Climate change causing greenhouse gases are emitted when we travel, use electricity and generate waste.
Every time we fly, drive a car, take a train, bus or auto-rickshaw …
Every time we turn on a light, use an electric appliance, switch on the computer or an air conditioner, turn on the faucet and take an elevator or escalator …
Every time we buy a product, use it and then throw it away … energy went into its production, transportation, packaging and disposal …
Simple lifestyle changes are easy to make. One can switch off the light or the computer screen when leaving a room. It all adds up.
Yet, simplicity shouldn’t cause us to overlook the seriousness of the problem.
To slow down the rising temperature, we need to change more. At the rate we’re going, by 2050 we could see a national temperature increase by 2 C, a massive leap considering the .6 C increase since the 1800s.
This jump will speed up the melting of the Himalayan glaciers and cause the Ganga to first rise in volume and then dry out. Almost four hundred million people will lose their water supply.

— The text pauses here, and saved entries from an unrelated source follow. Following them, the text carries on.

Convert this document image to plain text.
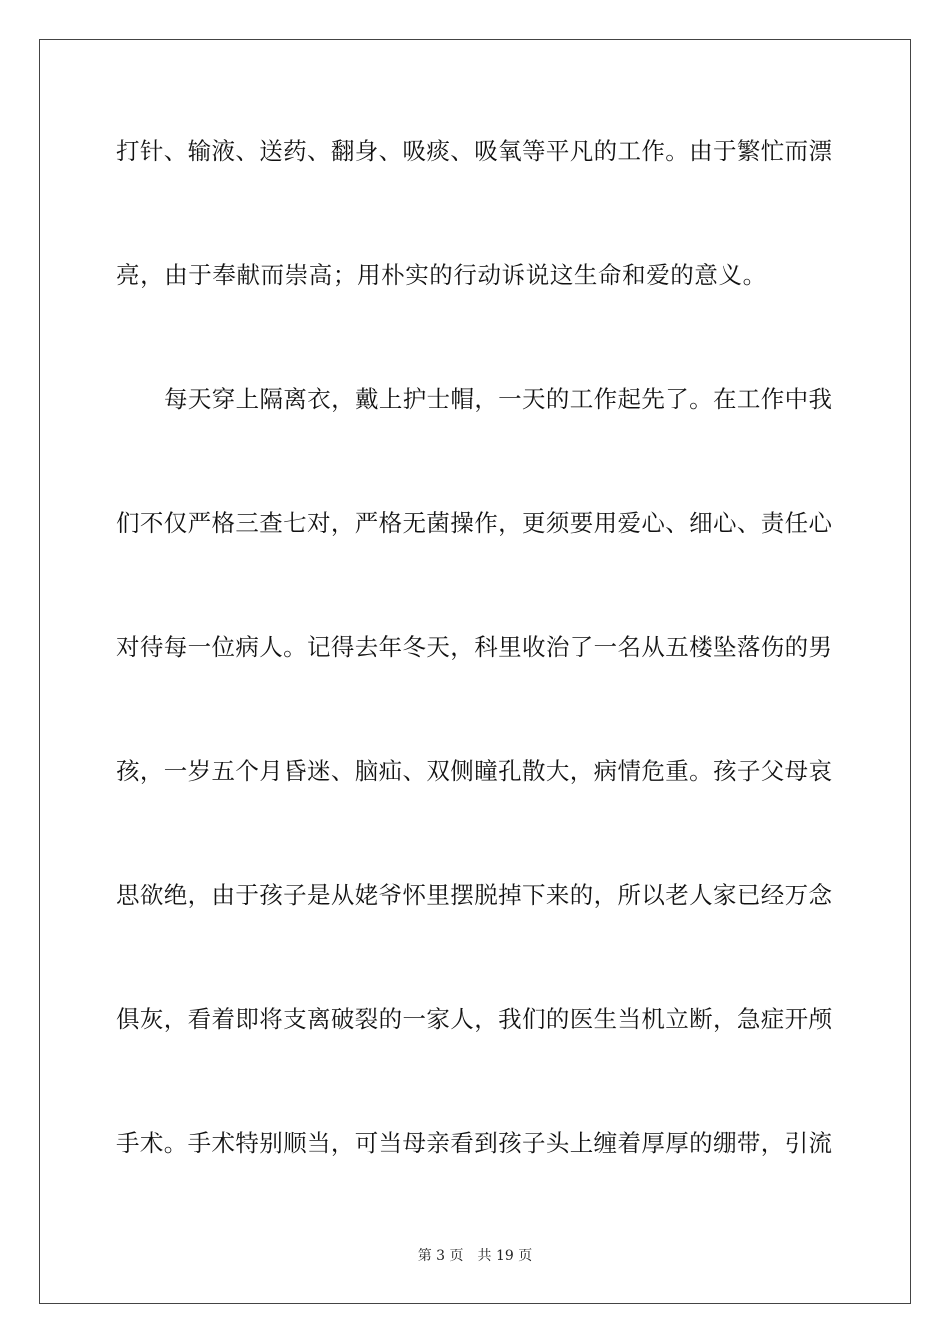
打针、输液、送药、翻身、吸痰、吸氧等平凡的工作。由于繁忙而漂
亮，由于奉献而崇高；用朴实的行动诉说这生命和爱的意义。
每天穿上隔离衣，戴上护士帽，一天的工作起先了。在工作中我
们不仅严格三查七对，严格无菌操作，更须要用爱心、细心、责任心
对待每一位病人。记得去年冬天，科里收治了一名从五楼坠落伤的男
孩，一岁五个月昏迷、脑疝、双侧瞳孔散大，病情危重。孩子父母哀
思欲绝，由于孩子是从姥爷怀里摆脱掉下来的，所以老人家已经万念
俱灰，看着即将支离破裂的一家人，我们的医生当机立断，急症开颅
手术。手术特别顺当，可当母亲看到孩子头上缠着厚厚的绷带，引流
第 3 页 共 19 页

Additional polar and glacial melting will lead to a minimum one meter sea level rise, causing the displacement of 7.1 million people and the loss of nearly 5.764 sq. km. of Indian land.
The citizens of India are slowly waking up to the reality of global warming. However, to make a lasting change, all sectors of society must adopt sustainable practices.
Even though India invested billions in renewables like wind and solar in 2010, it continues to import coal, build new coal plants and rely on this fossil fuel as its main source of energy. Coal is responsible for nearly 68 % of our country’s total greenhouse gas emissions.
Rajendra Pachauri of the Intergovernmental Panel on Climate Change summarized his view of the situation.
“Unless we live in harmony with nature, unless we are able to reduce our dependency on fossil fuels and adopt renewable energy sources, and until we change our lifestyles, the world will increasingly become unfit for human habitation.”
Our Chancellor Amma says that exploitation of nature by human beings is causing fluctuating and extreme weather patterns. To make a lasting impact she suggests, “Only by generating love and compassion in our hearts and coming together as one, can we hope to make a real change.”